Geranium robertianum

 

 

 

 

La confusion que l’ont fait aujourd’hui entre les termes « geranium » et « pelargonium » serait due au fait que ces deux genres étaient à l’origine réunis en un seul : Geranium. Mais suite à des études plus poussées sur l’organisation des fleurs et des fruits, il a été décidé de scinder ce groupe en deux différents : Geranium et Pelargonium. Mais comme les habitudes ont tendance à perdurer, on en vient vite à se tromper… Autant vous dire que ça piaille beaucoup pour des plantes à tête d’oiseau !


S’envoler pour l’Afrique…

Eloignons-nous de ce méli-mélo vernaculaire et partons à la découverte de l’habitat naturel de notre plante du mois…
Et pour ce faire, des ailes ne seraient pas de trop, car la majeure partie des espèces du genre Pelargonium se trouve en Afrique du Sud. En ce qui concerne notre plante, il faut se rendre dans la province du Cap, et là encore, son aire de répartition naturelle témoigne de la diversité des climats qu’offre la pointe sud-africaine.
En effet, Pelargonium tomentosum pousse au niveau des chaînes de montagnes environnantes, partant des montagnes des Hottentots-Holland à l’ouest, jusqu’au massif de Langeberg à l’est.
Ces zones d’altitude sont couvertes de forêts poussant sur du grès. L’eau apportée par la brume et la pluie participe à l’érosion de cette roche, et le sable qui la compose constitue un très bon drainage. Au fil du temps, des ravines sont créées puis colonisées par les espèces locales. Et c’est en marge de ces forêts de forte pente, à l’ombre des arbres, sur un sol sableux, que notre Pelargonium tomentosum trouve les conditions optimales à sa survie.
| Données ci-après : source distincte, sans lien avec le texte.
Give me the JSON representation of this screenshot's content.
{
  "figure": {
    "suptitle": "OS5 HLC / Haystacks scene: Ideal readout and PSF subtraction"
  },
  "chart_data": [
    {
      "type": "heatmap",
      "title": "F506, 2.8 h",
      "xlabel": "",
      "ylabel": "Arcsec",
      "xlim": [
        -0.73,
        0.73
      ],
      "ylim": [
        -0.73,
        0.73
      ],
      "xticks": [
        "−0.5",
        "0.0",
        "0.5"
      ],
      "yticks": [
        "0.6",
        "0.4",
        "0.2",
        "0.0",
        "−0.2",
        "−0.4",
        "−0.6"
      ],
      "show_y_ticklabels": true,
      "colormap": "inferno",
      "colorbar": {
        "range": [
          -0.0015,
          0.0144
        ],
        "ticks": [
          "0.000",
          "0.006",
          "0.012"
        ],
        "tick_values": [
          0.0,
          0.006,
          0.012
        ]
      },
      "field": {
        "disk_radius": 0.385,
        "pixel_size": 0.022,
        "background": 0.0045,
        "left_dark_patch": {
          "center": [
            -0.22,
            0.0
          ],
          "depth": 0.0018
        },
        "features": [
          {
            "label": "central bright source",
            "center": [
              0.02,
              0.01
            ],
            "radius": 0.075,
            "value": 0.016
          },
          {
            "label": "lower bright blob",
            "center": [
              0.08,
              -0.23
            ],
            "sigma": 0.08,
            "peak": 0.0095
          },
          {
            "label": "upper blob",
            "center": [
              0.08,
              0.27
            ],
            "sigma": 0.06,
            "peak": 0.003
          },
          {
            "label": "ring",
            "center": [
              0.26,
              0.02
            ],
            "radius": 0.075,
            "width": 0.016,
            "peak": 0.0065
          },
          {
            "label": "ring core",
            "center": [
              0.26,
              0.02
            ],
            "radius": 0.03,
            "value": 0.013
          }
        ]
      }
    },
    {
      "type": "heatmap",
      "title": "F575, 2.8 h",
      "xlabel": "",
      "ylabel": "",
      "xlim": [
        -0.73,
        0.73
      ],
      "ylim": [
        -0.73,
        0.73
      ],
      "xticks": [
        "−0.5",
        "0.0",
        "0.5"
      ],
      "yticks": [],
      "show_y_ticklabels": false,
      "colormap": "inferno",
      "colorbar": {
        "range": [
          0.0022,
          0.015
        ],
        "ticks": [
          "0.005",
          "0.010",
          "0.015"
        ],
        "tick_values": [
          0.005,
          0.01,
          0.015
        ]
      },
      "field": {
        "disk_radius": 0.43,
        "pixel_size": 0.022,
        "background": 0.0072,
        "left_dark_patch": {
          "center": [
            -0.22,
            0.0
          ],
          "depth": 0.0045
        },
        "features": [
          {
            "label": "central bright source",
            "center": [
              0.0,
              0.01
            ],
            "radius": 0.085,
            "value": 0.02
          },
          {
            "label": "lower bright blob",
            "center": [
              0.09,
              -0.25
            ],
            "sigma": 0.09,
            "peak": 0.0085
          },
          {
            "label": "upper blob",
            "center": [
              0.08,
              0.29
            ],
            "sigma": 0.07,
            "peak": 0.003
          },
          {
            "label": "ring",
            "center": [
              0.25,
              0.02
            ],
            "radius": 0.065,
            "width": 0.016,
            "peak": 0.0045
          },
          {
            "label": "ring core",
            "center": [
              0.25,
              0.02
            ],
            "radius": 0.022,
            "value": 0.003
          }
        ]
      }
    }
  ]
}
Quand la fragrance se rapporte au plumage…

Les géraniums comptent parmi les plantes les plus connues et répandues de par chez nous. Les fleurs sont assez caractéristiques, avec cette symétrie bilatérale et ces cinq pétales inégaux en taille et en couleur. Il en existe une telle diversité que l’Homme n’a pu résister à l’envie de combiner le feuillage de l’un avec les fleurs d’un autre. De ce fait, bon nombre d’hybrides existent et sont commercialisés. Mais notre plante du mois n’en est pas un. Elle est bel et bien authentique et possède des caractéristiques qui lui sont propres.

Pour ce qui est des fleurs, Pelargonium tomentosum est plutôt discret : celles-ci sont très petites et réunies en bouquets. On compte 5 pétales blancs à tache pourpre, inégalement répartis : deux sont positionnés « en haut », semblables à deux longues oreilles, et les trois autres, « en bas », sont plus fins et rapprochés entre eux. Certains diront « peut mieux faire », mais ces fleurs compensent leur petite taille par leurs couleurs contrastées.

Le feuillage est en bonne partie responsable de la popularité des géraniums, que ce soit pour leur couleur, leur forme, leur taille ou encore leur odeur. Et si la floraison du Pelargonium tomentosum n’est pas très impressionnante, ses feuilles, elles, ont de quoi surprendre : larges, d’un beau vert, elles sont recouvertes de nombreux petits poils, donnant une texture extrêmement douce au toucher (d’où le nom d’espèce tomentosum, « tomenteux »). De plus, la plante dégage au toucher une odeur de menthe glacée très surprenante et agréable à notre nez !

Pelargonium tomentosum Pelargonium tomentosum

Mais pourquoi un tel feuillage ? Certainement pas pour gagner nos faveurs…
Dans les forêts de ravins dont elle est originaire, cette plante est souvent exposée à la brume ; quoi de mieux pour récupérer ces gouttelettes que de minuscules petits poils. Et cette forte odeur mentholée, plaît-elle aux herbivores comme elle nous plairait ? Pas si sûr…

Rappelez-vous : les plantes sont les championnes de l’adaptation ! Et lorsque cette adaptabilité mélange beauté, douceur et fragrance, cela donne des plantes comme Pelargonium tomentosum.